Francisco Louçã – Público, opinião
Uma
reunião relâmpago do Eurogrupo e um ultimato: a
Grécia tem quatro dias para repor o programa de austeridade que foi
recusado pelas urnas.
Deste
modo, nestes dias vertiginosos, três traços ficam claros. Primeiro, todo o
aparelho político europeu se uniu contra a Grécia: na conferência de imprensa
que apresentou o ultimato juntaram-se, simbólica e excepcionalmente, dois
socialistas, Moscovici e Dijsselbloem, e duas figuras da direita europeia,
Lagarde e Tusk. A Grécia está isolada, todos os governos de direita e de centro
querem a sua punição e só tem o apoio de quem recusa a destruição (o Financial
Times dá conta da carta
de 32 personalidades insistindo na mudança da posição do Estado
português).
Segundo,
a União Europeia não admite nenhuma alternativa à austeridade. A escolha é
esta: ou a Grécia continua as privatizações e a compressão salarial ou é
expulsa, não se sabe como ou com que legitimidade, mas fica de fora. A Europa é
a austeridade. É uma prisão.
Terceiro,
o governo alemão está disposto a tudo, mesmo a uma grotesca arrogância que
pouca gente acharia plausível. Ao dizer hoje que “sinto muito pelos gregos, que
elegeram um governo que se porta de forma irresponsável”, Schauble ultrapassou
uma barreira de agressividade e impunidade que terá consequências. A Alemanha
passou a ser isto.
Assim,
ninguém – o Eurogrupo, o governo alemão, os outros governos – deixou qualquer
dúvida: ou a Grécia se verga ou sai do euro. A Grécia nem teria o direito de
divulgar a proposta que lhe foi feita, acrescentam as autoridades europeias, e
se o fez, é uma “provocação”, persiste o Eurogrupo, porque nenhum governo pode
dar a conhecer este segredo.
Do
outro lado, o governo grego usou todas as armas que a democracia pode gerar.

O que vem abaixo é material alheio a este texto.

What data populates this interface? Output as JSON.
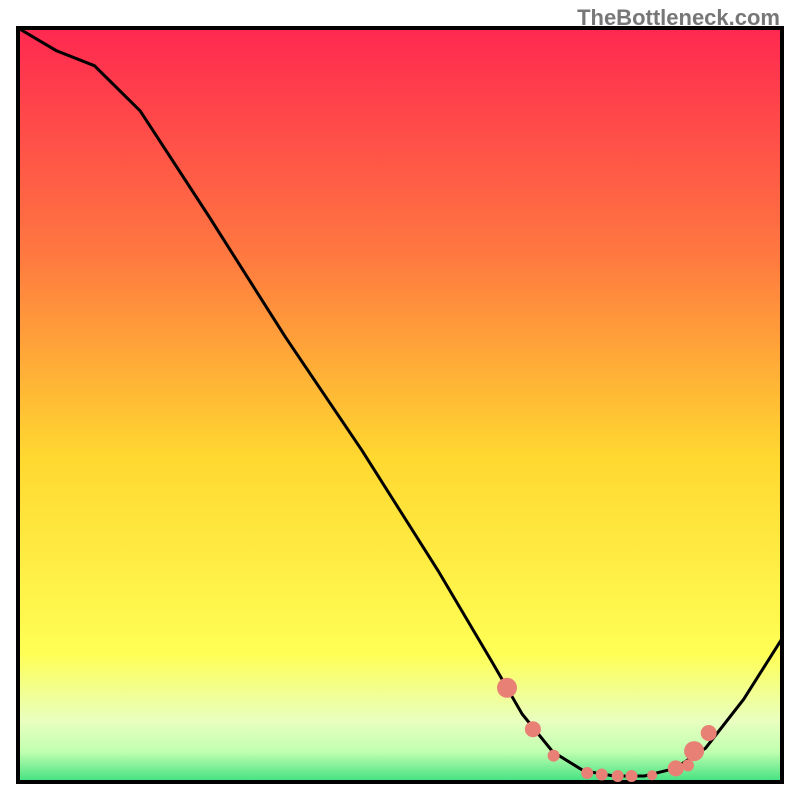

Obteve um mandato eleitoral claro. Procurou o apoio da opinião pública em todos
os países. Conduziu uma disputa política que nunca ninguém tinha visto na
Europa. Destapou a face de uma Alemanha imperialmente exibicionista. Usou o seu
recurso mais importante: propôs negociações prudentes, esperando que o
adversário não usasse a arma de destruição massiva. Mas encontrou um muro de
“intimidação” (Tsipras) ou de imitação de “tortura” no estilo da CIA
(Varoufakis) e, em todo o caso, a condição do ultimato: ou continua a
austeridade ou rua.
As
autoridades europeias colocaram-se por isso numa posição em que não admitem
nada senão a cedência. Assim, o que se vai passar nos próximos dias, salvo
mudança miraculosa, parece estar escrito. Pode haver ou não nova reunião do
Eurogrupo, mas, segundo as autoridades europeias, a condição preliminar é que a
Grécia reponha a política de Samaras e do PASOK. A partir daí, não havendo
acordo, começa a contagem decrescente para o “Armagedeão”, nos termos de
Varoufakis, e será o BCE o instrumento da cólera desta divindade: no dia em que
cortar o crédito de liquidez aos bancos gregos, a Grécia tem de emitir moeda
para salvar o país. E esse dia poderá vir em breve. A Grécia
pode então reagir de muitas formas. Pode convocar uma sessão extraordinária do
parlamento, pode pedir a opinião da população e organizar um referendo. Mas
terá poucos horas para responder ao ataque, porque terá sido expulsa do euro,
pela força ilegítima de um ultimato, seguido de uma retaliação.
As
consequências de um desfecho deste tipo são imensas e voltarei ao tema em breve. Em todo o caso,
não será menos do que mudar a vida da esquerda, que será forçada a reconhecer
que nesta Europa o destino é a austeridade. E mostrar, o que também não é pouca
coisa, que na União não se respeitam regras nem leis nem tratados, a Alemanha
manda e é tudo.
O
ultimato à Grécia é o culminar do desastre da austeridade. Mas é também o
início de tempos muitos mais perigosos.